Collaboration by design

The story behind the Canning Stock Route project (part two)

The stories are all coming back. [The old people] been living their lives just singing and dancing through the law. That's what was precious to them back then and families and connections, the waterholes, dreaming — everything. It was all there. And they want to tell the whole world it's still theirs. And it's always been theirs.

Hayley Atkins, Palm Spring, 2009

Nola Campbell, from Kayili Artists, with her painting, Tika Tika.
Nola Campbell, from Kayili Artists, with her painting, Tika Tika.
Photo: Tim Acker, 2008.

Art connects people and communities, binds the spiritual with the physical, and establishes a sense of communication between maker and audience. Early on, consultation with artist groups resulted in the kernel of an idea that eventually grew into the Canning Stock Route Project: Aboriginal artists directly connected with the stock route would come together to paint their stories of Country, in Country. These artists would be invited to participate in a six-week 'return to Country' trip along the stock route. The proposal quickly gathered support in communities and, between 2006 and 2009, the number of artists willing to participate exceeded 100.

As the project developed, however, it became clear that the Canning Stock Route story was less about the road itself than about the expanse of Country it bisected. The project came to focus on the artists' experiences of Country. By bringing together painting, story and film, the project became a vehicle for artists to give voice to their history.

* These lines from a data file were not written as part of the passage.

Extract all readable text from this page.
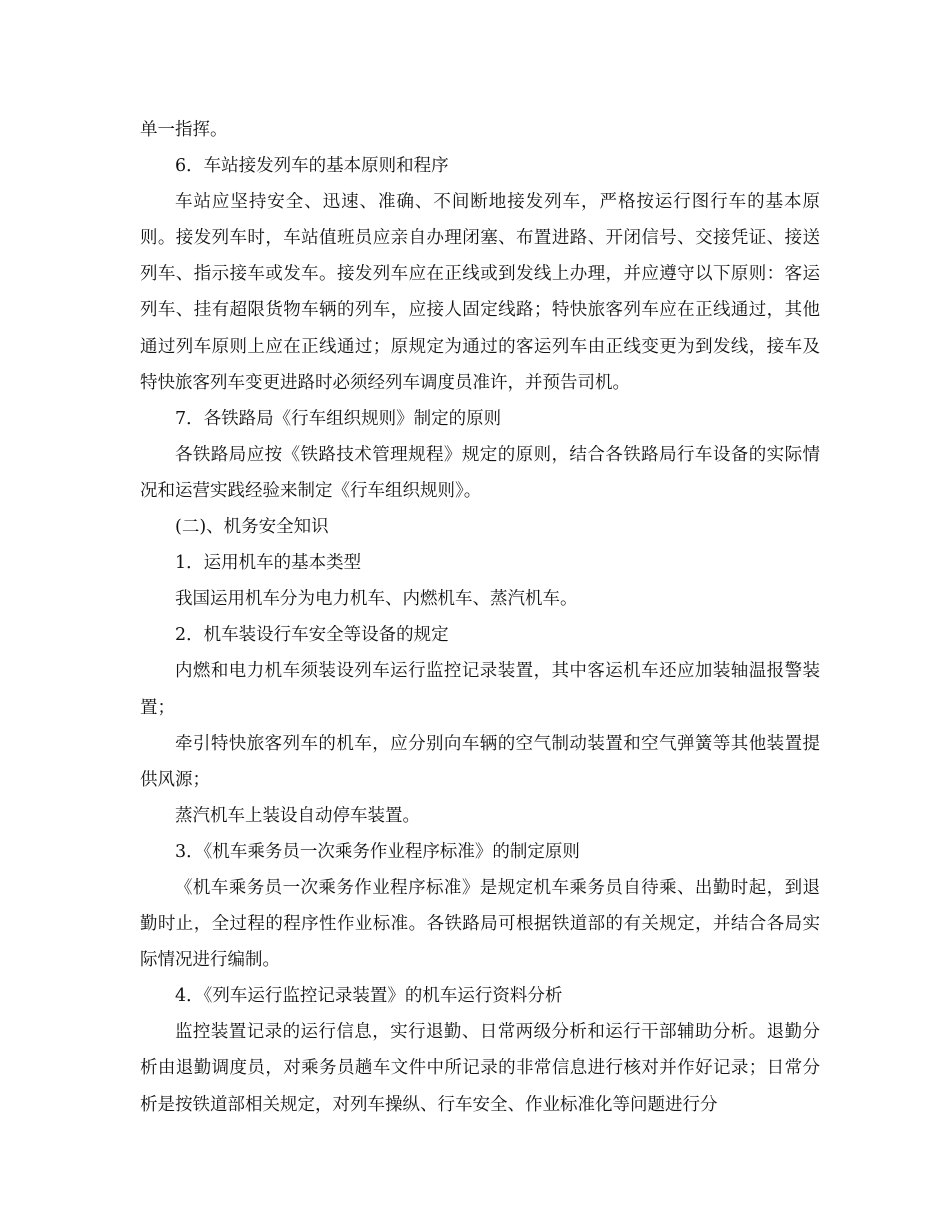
单一指挥。

6．车站接发列车的基本原则和程序

车站应坚持安全、迅速、准确、不间断地接发列车，严格按运行图行车的基本原则。接发列车时，车站值班员应亲自办理闭塞、布置进路、开闭信号、交接凭证、接送列车、指示接车或发车。接发列车应在正线或到发线上办理，并应遵守以下原则：客运列车、挂有超限货物车辆的列车，应接人固定线路；特快旅客列车应在正线通过，其他通过列车原则上应在正线通过；原规定为通过的客运列车由正线变更为到发线，接车及特快旅客列车变更进路时必须经列车调度员准许，并预告司机。

7．各铁路局《行车组织规则》制定的原则

各铁路局应按《铁路技术管理规程》规定的原则，结合各铁路局行车设备的实际情况和运营实践经验来制定《行车组织规则》。

(二)、机务安全知识

1．运用机车的基本类型

我国运用机车分为电力机车、内燃机车、蒸汽机车。

2．机车装设行车安全等设备的规定

内燃和电力机车须装设列车运行监控记录装置，其中客运机车还应加装轴温报警装置；

牵引特快旅客列车的机车，应分别向车辆的空气制动装置和空气弹簧等其他装置提供风源；

蒸汽机车上装设自动停车装置。

3．《机车乘务员一次乘务作业程序标准》的制定原则

《机车乘务员一次乘务作业程序标准》是规定机车乘务员自待乘、出勤时起，到退勤时止，全过程的程序性作业标准。各铁路局可根据铁道部的有关规定，并结合各局实际情况进行编制。

4．《列车运行监控记录装置》的机车运行资料分析

监控装置记录的运行信息，实行退勤、日常两级分析和运行干部辅助分析。退勤分析由退勤调度员，对乘务员趟车文件中所记录的非常信息进行核对并作好记录；日常分析是按铁道部相关规定，对列车操纵、行车安全、作业标准化等问题进行分
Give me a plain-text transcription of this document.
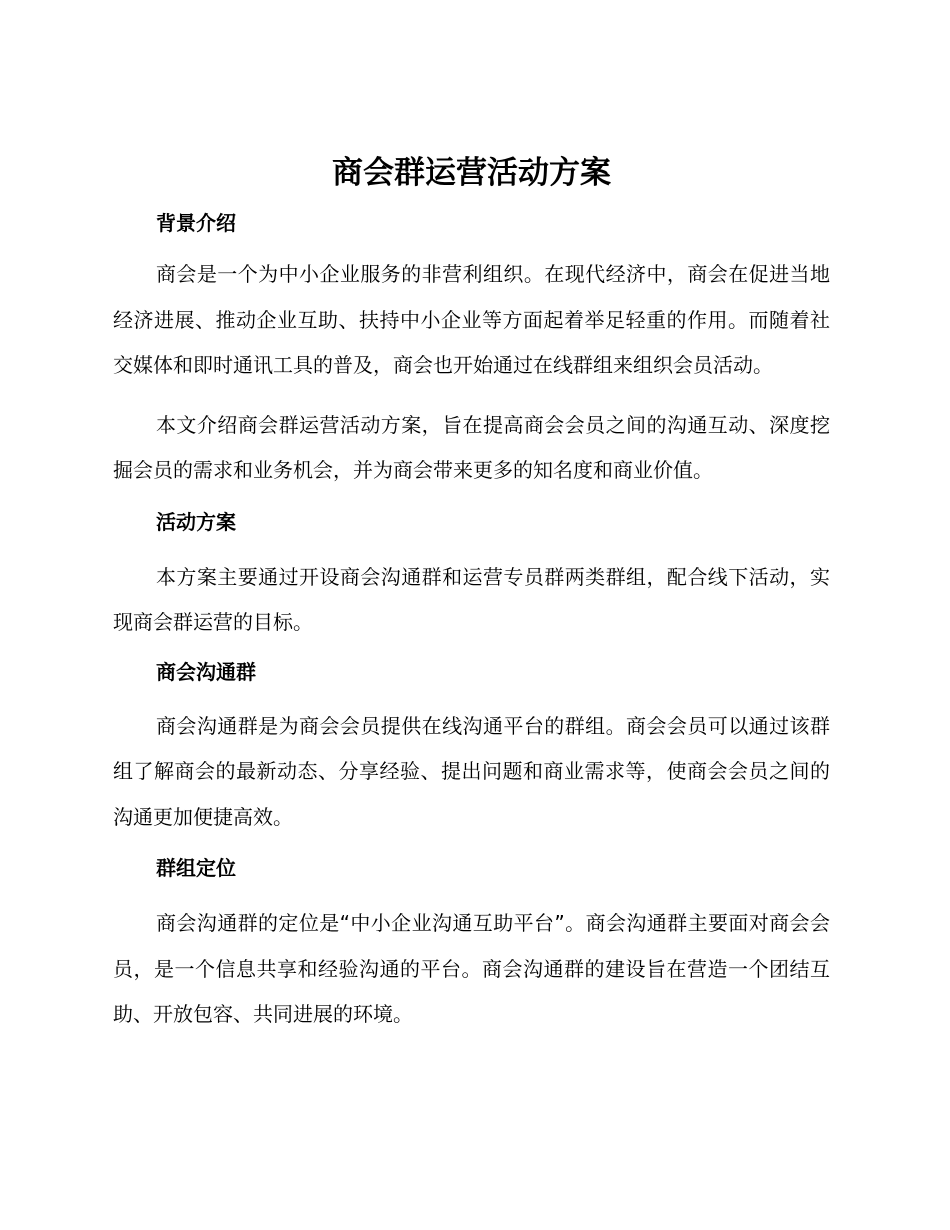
商会群运营活动方案

背景介绍

商会是一个为中小企业服务的非营利组织。在现代经济中，商会在促进当地经济进展、推动企业互助、扶持中小企业等方面起着举足轻重的作用。而随着社交媒体和即时通讯工具的普及，商会也开始通过在线群组来组织会员活动。

本文介绍商会群运营活动方案，旨在提高商会会员之间的沟通互动、深度挖掘会员的需求和业务机会，并为商会带来更多的知名度和商业价值。

活动方案

本方案主要通过开设商会沟通群和运营专员群两类群组，配合线下活动，实现商会群运营的目标。

商会沟通群

商会沟通群是为商会会员提供在线沟通平台的群组。商会会员可以通过该群组了解商会的最新动态、分享经验、提出问题和商业需求等，使商会会员之间的沟通更加便捷高效。

群组定位

商会沟通群的定位是“中小企业沟通互助平台”。商会沟通群主要面对商会会员，是一个信息共享和经验沟通的平台。商会沟通群的建设旨在营造一个团结互助、开放包容、共同进展的环境。
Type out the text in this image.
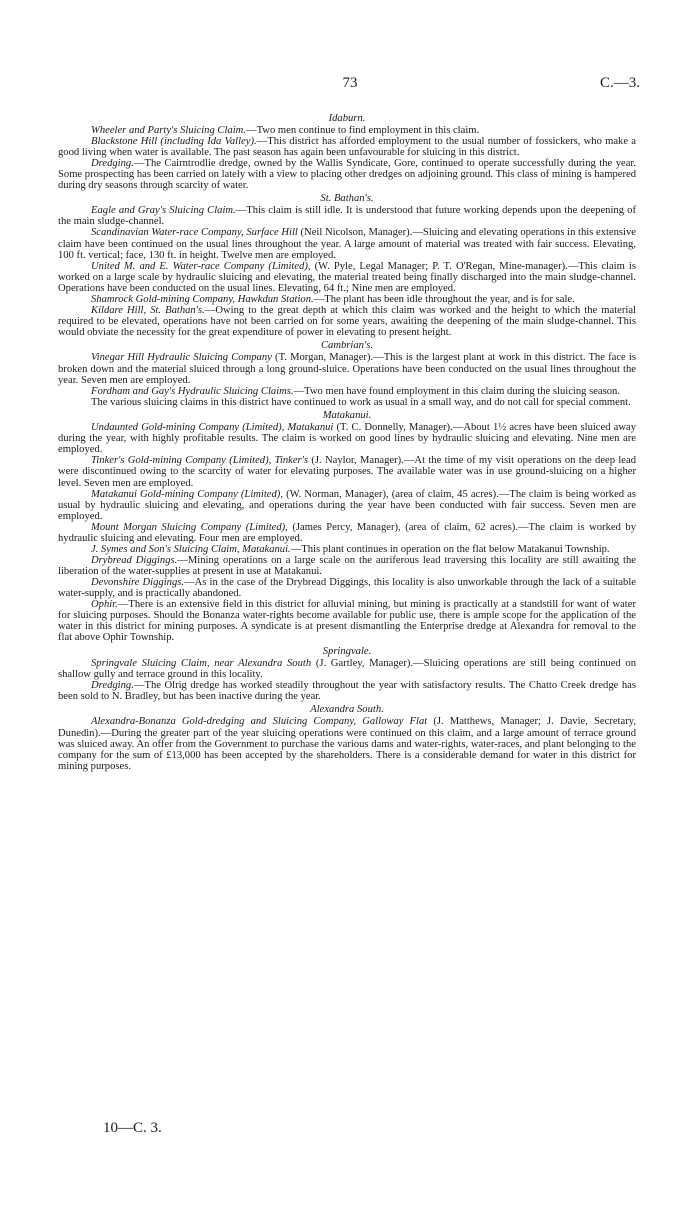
73	C.—3.
Idaburn.

Wheeler and Party's Sluicing Claim.—Two men continue to find employment in this claim.

Blackstone Hill (including Ida Valley).—This district has afforded employment to the usual number of fossickers, who make a good living when water is available. The past season has again been unfavourable for sluicing in this district.

Dredging.—The Cairntrodlie dredge, owned by the Wallis Syndicate, Gore, continued to operate successfully during the year. Some prospecting has been carried on lately with a view to placing other dredges on adjoining ground. This class of mining is hampered during dry seasons through scarcity of water.

St. Bathan's.

Eagle and Gray's Sluicing Claim.—This claim is still idle. It is understood that future working depends upon the deepening of the main sludge-channel.

Scandinavian Water-race Company, Surface Hill (Neil Nicolson, Manager).—Sluicing and elevating operations in this extensive claim have been continued on the usual lines throughout the year. A large amount of material was treated with fair success. Elevating, 100 ft. vertical; face, 130 ft. in height. Twelve men are employed.

United M. and E. Water-race Company (Limited), (W. Pyle, Legal Manager; P. T. O'Regan, Mine-manager).—This claim is worked on a large scale by hydraulic sluicing and elevating, the material treated being finally discharged into the main sludge-channel. Operations have been conducted on the usual lines. Elevating, 64 ft.; Nine men are employed.

Shamrock Gold-mining Company, Hawkdun Station.—The plant has been idle throughout the year, and is for sale.

Kildare Hill, St. Bathan's.—Owing to the great depth at which this claim was worked and the height to which the material required to be elevated, operations have not been carried on for some years, awaiting the deepening of the main sludge-channel. This would obviate the necessity for the great expenditure of power in elevating to present height.

Cambrian's.

Vinegar Hill Hydraulic Sluicing Company (T. Morgan, Manager).—This is the largest plant at work in this district. The face is broken down and the material sluiced through a long ground-sluice. Operations have been conducted on the usual lines throughout the year. Seven men are employed.

Fordham and Gay's Hydraulic Sluicing Claims.—Two men have found employment in this claim during the sluicing season.

The various sluicing claims in this district have continued to work as usual in a small way, and do not call for special comment.

Matakanui.

Undaunted Gold-mining Company (Limited), Matakanui (T. C. Donnelly, Manager).—About 1½ acres have been sluiced away during the year, with highly profitable results. The claim is worked on good lines by hydraulic sluicing and elevating. Nine men are employed.

Tinker's Gold-mining Company (Limited), Tinker's (J. Naylor, Manager).—At the time of my visit operations on the deep lead were discontinued owing to the scarcity of water for elevating purposes. The available water was in use ground-sluicing on a higher level. Seven men are employed.

Matakanui Gold-mining Company (Limited), (W. Norman, Manager), (area of claim, 45 acres).—The claim is being worked as usual by hydraulic sluicing and elevating, and operations during the year have been conducted with fair success. Seven men are employed.

Mount Morgan Sluicing Company (Limited), (James Percy, Manager), (area of claim, 62 acres).—The claim is worked by hydraulic sluicing and elevating. Four men are employed.

J. Symes and Son's Sluicing Claim, Matakanui.—This plant continues in operation on the flat below Matakanui Township.

Drybread Diggings.—Mining operations on a large scale on the auriferous lead traversing this locality are still awaiting the liberation of the water-supplies at present in use at Matakanui.

Devonshire Diggings.—As in the case of the Drybread Diggings, this locality is also unworkable through the lack of a suitable water-supply, and is practically abandoned.

Ophir.—There is an extensive field in this district for alluvial mining, but mining is practically at a standstill for want of water for sluicing purposes. Should the Bonanza water-rights become available for public use, there is ample scope for the application of the water in this district for mining purposes. A syndicate is at present dismantling the Enterprise dredge at Alexandra for removal to the flat above Ophir Township.

Springvale.

Springvale Sluicing Claim, near Alexandra South (J. Gartley, Manager).—Sluicing operations are still being continued on shallow gully and terrace ground in this locality.

Dredging.—The Olrig dredge has worked steadily throughout the year with satisfactory results. The Chatto Creek dredge has been sold to N. Bradley, but has been inactive during the year.

Alexandra South.

Alexandra-Bonanza Gold-dredging and Sluicing Company, Galloway Flat (J. Matthews, Manager; J. Davie, Secretary, Dunedin).—During the greater part of the year sluicing operations were continued on this claim, and a large amount of terrace ground was sluiced away. An offer from the Government to purchase the various dams and water-rights, water-races, and plant belonging to the company for the sum of £13,000 has been accepted by the shareholders. There is a considerable demand for water in this district for mining purposes.

10—C. 3.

(left to right) Rosie Williams, Dulcie Gibbs and Muni Rita Simpson, from Martumili Artists, working on Minyipuru (Seven Sisters).
(left to right) Rosie Williams, Dulcie Gibbs and Muni Rita Simpson, from Martumili Artists, working on Minyipuru (Seven Sisters). Photo: Tim Acker, 2007.

For the participants, it was crucial for the 'stories to be told for the stock route from the Aboriginal point of view ... If kartiya are celebrating 100 years, Aboriginal people should tell their story for history too'. [1]

This led to the formation of partnerships with art centres and communities, including Birriliburu Artists, Tjukurba Gallery (Wiluna), Kayili Artists (Patjarr), Mangkaja Arts (Fitzroy Crossing), Martumili Artists (Newman, Parnngurr, Jigalong, Kunawarritji and Punmu), Ngurra Artists (Wankatjungka and Nyumpan), Papunya Tula Artists (Kiwirrkurra), Paruku Indigenous Protected Area (Mulan and Billiluna), Warlayirti Artists (Balgo, Mulan and Billiluna), and Yulparija Artists (Bidyadanga).

From the beginning, the project's goals have remained the same: to record and share the vibrancy of desert life today; to communicate Aboriginal creativity and history to new audiences; to enhance the skills of Aboriginal professionals in remote areas; and to create new channels for collaboration between desert and city communities.

Note

1. Joy Nugget, Walmajarri, translator and cultural adviser, Mangkaja Artists consultation meeting, Fitzroy Crossing, 2006.